Fairly frequently people question, Why this Church of the Churchless blog? I've got an email in my "to reply" file that asks just this.
Why be critical of religion? Why discuss the believability of theological tenets, including those of the group to which I belonged for thirty years, Radha Soami Satsang Beas? Why place articles of faith under the looking glass of reality?
Because truth is worthy of veneration.
Now, some people consider that there is no such thing as objective truth, that reality is whatever we consider it to be. There's, well, some truth to this.
But you see – I've just made my point. Even the statement "there's no objective truth" has some truth content, or why say it?
For me it comes down to where my allegiance lies. I'm a semi-serious sports fan, paying special attention to the Oregon Ducks and Oregon State Beavers, two colleges within fifty miles of my home.
Depending on how well a U. of O. or OSU team is doing, I'll identify with it for a while. When the team wins, I feel good, because I've won also in some crazy sense. Losing, not so pleasant, for the same reason.
However, my genuine commitment is to the game, not teams. I enjoy the physical and psychological drama of sports, the ebb and flow of an event, how games are won and lost in such entertaining and interesting ways.
Other people are attached much more to a particular team, just as a religion attracts adherents for whom certain dogmas are the be-all and end-all of spirituality.
They aren't committed to the game of finding truth, but to identifying with a group that claims without justification to be the winner.
I say "without justification" because there's no proof that any religion or spiritual path is more in tune with a metaphysical reality than its competitors.
That's why four years ago I said on my other blog, "Heresy is heretical."
Usually we think of heretics in the realm of religion, not of science. Someone who disagrees with a well-accepted scientific "truth" (using this word advisably, since all scientific truth is open to refutation) usually is considered to be wrong, not heretical. And if a truth, or law of nature, isn't well-accepted because it hasn't been scientifically proven, then heresy is unthinkable; when there is no orthodoxy, there can be no heresy.
I've been enjoying the comment discussion on my "Playing fair with words" post. Some has dealt with the issue of believers feeling superior to non-believers, because they've been chosen for God's team.
In the case of Radha Soami Satsang Beas, people attending a gathering were classed as either "seekers" or "satsangis," depending on whether they'd been initiated into the fold or not. The obvious implication was that once you became a satsangi, you'd found.
Problem is, there was precious little evidence that anything uniquely godly, spiritual, or mystical had indeed been found by the chosen initiates – who supposedly were destined to join the Radha Soami Satsang Beas organization because eons ago they'd been "marked" by God in some mysterious fashion.

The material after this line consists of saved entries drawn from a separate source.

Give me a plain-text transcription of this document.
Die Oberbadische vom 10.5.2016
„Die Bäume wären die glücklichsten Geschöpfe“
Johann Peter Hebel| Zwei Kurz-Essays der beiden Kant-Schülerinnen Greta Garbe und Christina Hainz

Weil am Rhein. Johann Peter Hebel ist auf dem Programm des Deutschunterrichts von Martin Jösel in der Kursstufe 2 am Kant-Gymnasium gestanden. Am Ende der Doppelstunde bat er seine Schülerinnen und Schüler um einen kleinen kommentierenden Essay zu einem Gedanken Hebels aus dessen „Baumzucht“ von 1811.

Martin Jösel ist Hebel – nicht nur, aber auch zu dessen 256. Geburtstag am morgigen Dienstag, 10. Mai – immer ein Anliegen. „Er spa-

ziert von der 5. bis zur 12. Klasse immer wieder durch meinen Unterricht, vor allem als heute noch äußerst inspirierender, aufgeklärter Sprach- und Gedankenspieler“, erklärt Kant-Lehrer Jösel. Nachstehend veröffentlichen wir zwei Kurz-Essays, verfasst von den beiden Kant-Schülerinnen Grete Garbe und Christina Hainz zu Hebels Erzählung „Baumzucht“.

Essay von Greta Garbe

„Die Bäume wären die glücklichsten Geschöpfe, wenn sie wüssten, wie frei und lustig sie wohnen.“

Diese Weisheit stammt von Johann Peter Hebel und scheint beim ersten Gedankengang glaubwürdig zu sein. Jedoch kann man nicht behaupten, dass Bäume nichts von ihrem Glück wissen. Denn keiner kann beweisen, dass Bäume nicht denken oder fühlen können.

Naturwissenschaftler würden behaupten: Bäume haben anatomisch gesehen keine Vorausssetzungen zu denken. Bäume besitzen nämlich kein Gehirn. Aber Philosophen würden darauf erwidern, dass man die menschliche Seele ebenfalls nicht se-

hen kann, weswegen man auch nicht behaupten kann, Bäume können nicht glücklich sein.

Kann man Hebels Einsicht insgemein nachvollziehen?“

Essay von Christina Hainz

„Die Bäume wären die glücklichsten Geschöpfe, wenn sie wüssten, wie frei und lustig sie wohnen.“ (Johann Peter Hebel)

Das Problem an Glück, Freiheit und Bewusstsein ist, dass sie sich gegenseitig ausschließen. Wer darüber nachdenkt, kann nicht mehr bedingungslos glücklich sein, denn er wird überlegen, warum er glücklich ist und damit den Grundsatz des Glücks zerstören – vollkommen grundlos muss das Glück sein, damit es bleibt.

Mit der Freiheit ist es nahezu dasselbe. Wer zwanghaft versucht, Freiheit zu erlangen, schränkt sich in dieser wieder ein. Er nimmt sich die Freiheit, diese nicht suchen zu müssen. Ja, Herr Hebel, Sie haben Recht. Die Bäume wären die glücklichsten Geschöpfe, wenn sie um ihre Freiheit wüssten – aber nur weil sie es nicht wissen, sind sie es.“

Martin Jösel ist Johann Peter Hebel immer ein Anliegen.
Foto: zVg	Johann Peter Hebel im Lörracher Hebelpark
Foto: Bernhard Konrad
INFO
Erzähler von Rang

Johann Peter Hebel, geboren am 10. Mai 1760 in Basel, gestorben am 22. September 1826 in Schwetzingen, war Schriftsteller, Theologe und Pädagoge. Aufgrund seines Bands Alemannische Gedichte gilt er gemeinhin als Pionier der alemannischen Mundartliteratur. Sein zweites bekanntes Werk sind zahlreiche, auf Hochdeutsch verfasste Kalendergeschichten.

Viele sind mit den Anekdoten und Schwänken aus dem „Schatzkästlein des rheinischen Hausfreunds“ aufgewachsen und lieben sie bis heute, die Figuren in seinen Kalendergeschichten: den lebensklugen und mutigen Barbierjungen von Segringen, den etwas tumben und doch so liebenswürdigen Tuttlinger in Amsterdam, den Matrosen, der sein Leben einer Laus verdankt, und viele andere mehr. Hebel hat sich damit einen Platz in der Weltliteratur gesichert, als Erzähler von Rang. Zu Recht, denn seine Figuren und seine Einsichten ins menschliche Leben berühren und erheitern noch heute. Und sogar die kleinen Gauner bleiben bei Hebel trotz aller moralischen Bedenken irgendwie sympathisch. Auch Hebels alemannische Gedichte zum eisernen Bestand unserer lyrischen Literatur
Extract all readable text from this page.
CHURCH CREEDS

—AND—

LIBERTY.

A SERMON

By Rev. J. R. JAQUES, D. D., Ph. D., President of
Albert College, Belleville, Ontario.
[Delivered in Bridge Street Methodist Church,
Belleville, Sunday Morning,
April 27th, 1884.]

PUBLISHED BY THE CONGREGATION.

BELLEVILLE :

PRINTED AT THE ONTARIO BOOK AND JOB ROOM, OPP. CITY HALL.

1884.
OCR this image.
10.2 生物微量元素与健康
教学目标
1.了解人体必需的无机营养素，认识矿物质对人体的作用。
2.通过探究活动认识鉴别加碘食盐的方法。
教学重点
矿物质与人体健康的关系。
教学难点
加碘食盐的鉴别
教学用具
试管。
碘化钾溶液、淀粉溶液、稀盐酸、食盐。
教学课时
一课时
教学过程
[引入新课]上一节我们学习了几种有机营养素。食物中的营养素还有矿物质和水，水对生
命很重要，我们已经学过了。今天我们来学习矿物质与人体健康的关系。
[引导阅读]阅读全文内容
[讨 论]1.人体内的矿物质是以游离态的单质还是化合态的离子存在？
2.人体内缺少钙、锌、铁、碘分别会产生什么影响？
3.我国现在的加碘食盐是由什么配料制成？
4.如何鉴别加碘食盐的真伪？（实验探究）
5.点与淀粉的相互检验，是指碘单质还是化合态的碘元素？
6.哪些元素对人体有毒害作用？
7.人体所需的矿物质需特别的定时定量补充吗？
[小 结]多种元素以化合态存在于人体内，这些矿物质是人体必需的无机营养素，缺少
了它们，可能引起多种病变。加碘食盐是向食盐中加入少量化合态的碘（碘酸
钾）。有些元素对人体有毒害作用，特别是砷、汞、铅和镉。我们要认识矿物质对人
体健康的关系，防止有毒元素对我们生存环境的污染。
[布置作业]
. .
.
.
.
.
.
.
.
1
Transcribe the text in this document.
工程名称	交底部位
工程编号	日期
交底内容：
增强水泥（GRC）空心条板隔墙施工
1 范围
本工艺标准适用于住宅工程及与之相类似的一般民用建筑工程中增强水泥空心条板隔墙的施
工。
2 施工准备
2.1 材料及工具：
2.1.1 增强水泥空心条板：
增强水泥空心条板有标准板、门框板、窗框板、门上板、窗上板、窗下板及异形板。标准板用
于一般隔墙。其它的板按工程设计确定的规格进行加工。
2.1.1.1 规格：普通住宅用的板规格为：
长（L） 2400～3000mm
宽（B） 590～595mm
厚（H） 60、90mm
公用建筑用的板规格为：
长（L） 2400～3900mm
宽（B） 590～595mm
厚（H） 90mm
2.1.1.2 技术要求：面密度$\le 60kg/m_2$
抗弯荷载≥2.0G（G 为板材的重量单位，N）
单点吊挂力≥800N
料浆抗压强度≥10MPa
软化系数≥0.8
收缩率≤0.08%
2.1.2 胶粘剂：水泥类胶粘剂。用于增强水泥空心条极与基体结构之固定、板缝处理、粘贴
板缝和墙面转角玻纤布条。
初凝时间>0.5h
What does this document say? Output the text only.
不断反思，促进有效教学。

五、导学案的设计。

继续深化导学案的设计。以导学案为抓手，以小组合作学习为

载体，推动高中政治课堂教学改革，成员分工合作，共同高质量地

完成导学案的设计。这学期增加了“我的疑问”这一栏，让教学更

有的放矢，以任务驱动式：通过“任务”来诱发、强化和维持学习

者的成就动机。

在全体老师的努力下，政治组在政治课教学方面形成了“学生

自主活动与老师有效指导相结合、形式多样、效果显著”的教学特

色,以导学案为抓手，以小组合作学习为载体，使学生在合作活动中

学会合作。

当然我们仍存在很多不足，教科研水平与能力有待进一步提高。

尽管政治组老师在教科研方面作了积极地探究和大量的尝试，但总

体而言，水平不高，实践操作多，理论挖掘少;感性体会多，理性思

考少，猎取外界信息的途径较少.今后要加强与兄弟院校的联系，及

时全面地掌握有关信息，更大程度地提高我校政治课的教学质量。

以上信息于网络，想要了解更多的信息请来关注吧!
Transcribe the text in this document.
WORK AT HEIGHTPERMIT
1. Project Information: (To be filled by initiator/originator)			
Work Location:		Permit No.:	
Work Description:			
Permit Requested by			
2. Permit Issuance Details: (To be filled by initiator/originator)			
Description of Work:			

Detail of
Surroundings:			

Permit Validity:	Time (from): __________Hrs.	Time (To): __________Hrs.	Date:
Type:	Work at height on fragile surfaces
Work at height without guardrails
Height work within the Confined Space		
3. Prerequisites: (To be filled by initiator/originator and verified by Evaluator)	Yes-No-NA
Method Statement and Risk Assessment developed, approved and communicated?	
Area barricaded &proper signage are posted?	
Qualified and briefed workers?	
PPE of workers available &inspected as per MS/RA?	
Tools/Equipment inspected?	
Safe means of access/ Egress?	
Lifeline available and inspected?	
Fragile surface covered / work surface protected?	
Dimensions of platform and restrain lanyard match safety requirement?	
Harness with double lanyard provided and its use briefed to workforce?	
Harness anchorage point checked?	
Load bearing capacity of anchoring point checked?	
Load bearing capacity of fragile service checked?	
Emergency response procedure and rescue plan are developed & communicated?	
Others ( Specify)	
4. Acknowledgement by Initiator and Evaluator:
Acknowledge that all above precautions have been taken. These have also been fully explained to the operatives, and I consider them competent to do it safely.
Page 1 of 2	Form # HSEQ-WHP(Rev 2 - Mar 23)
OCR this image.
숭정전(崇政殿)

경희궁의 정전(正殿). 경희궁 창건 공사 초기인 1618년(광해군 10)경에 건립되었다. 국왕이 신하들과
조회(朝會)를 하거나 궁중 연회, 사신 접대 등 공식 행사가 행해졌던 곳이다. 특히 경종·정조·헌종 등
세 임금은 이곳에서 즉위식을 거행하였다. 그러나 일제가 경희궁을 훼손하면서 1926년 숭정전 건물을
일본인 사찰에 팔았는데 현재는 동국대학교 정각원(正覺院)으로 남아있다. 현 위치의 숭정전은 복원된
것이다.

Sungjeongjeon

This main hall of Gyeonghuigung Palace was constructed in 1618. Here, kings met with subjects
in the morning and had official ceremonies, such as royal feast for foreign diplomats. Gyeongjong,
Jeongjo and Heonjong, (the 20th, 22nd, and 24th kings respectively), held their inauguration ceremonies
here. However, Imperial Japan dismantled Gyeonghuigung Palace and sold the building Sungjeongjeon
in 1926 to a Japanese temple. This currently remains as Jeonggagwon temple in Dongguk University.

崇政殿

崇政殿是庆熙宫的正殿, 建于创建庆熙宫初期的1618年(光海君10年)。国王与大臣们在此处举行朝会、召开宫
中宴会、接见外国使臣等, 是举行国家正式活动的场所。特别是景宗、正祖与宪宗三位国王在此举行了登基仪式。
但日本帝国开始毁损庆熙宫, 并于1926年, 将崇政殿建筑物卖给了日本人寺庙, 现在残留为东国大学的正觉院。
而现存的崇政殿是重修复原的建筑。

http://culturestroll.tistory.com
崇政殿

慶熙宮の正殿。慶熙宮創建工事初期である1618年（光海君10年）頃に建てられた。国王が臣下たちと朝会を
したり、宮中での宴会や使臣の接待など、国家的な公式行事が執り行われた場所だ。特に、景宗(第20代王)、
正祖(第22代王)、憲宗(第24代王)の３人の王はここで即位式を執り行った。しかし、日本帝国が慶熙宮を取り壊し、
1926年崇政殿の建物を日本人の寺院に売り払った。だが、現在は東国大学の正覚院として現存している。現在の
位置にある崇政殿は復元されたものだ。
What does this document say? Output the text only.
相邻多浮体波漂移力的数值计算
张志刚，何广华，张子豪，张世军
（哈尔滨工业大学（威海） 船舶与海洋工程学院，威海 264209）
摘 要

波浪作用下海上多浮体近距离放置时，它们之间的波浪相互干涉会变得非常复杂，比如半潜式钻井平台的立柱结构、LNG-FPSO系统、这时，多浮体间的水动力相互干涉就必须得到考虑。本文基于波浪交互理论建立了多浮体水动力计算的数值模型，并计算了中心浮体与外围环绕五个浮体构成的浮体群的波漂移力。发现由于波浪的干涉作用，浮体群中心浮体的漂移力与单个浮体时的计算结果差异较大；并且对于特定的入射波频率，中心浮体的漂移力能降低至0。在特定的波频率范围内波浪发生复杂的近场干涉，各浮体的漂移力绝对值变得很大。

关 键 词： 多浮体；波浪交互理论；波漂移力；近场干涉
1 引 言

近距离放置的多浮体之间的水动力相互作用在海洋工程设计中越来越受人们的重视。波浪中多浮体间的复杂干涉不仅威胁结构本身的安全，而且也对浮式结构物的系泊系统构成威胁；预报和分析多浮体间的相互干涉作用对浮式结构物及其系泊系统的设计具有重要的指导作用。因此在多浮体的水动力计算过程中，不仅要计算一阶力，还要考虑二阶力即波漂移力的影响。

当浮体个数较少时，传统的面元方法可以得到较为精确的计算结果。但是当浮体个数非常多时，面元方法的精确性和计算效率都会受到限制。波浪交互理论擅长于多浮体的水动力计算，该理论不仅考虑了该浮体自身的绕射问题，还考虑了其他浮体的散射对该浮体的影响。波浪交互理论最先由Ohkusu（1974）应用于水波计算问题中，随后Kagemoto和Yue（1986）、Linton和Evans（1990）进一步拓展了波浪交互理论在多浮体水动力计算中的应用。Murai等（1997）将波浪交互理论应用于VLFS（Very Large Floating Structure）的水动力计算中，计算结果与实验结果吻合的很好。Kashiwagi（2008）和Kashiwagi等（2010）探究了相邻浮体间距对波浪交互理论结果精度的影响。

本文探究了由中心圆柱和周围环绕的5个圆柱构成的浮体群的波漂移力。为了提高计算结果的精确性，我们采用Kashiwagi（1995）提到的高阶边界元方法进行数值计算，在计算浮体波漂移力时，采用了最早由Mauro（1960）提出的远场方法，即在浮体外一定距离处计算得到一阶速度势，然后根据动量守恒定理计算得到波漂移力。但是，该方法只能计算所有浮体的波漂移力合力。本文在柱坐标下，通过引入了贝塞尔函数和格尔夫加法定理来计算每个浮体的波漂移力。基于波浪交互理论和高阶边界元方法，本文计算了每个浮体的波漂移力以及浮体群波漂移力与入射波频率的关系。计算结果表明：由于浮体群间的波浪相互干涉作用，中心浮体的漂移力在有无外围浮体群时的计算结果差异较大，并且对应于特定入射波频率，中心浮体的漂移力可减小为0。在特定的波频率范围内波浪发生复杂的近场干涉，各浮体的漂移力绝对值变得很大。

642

I don't believe in that proposition anymore, even though I'm supposed to be one of the blessed chosen souls. But I've got faith. Faith in truth.
Faith that somewhere, somehow, someday – and that "where," "how," and "day" is here and now, as well as there and then – humankind will come closer to the truth about ultimate reality.
How do we get there? By questioning, being skeptical about hypothesized truths until there's reason to embrace them
I quoted this passage from A.H. Armstrong, a classics scholar, in my earlier post. It resonates with me as much now as it did then.
When claims to possess an exclusive revelation of God or to speak his word are made by human beings (and it is always human beings who make them), they must be examined particularly fiercely and hypercritically for the honor of God, to avoid the blasphemy and sacrilege of deifying a human opinion. Or, to put it less ferociously, the Hellenic (and, as it seems to me, still proper) answer to "Thus saith the Lord" is "Does he?," asked in a distinctly skeptical tone, followed by a courteous but drastic "testing to destruction" of the claims and credentials of the person or persons making this enormous statement.
Nicely said. Deifying a human opinion indeed is blasphemy, if God exists. Blessed are the skeptics, for they shall inherit genuine truth.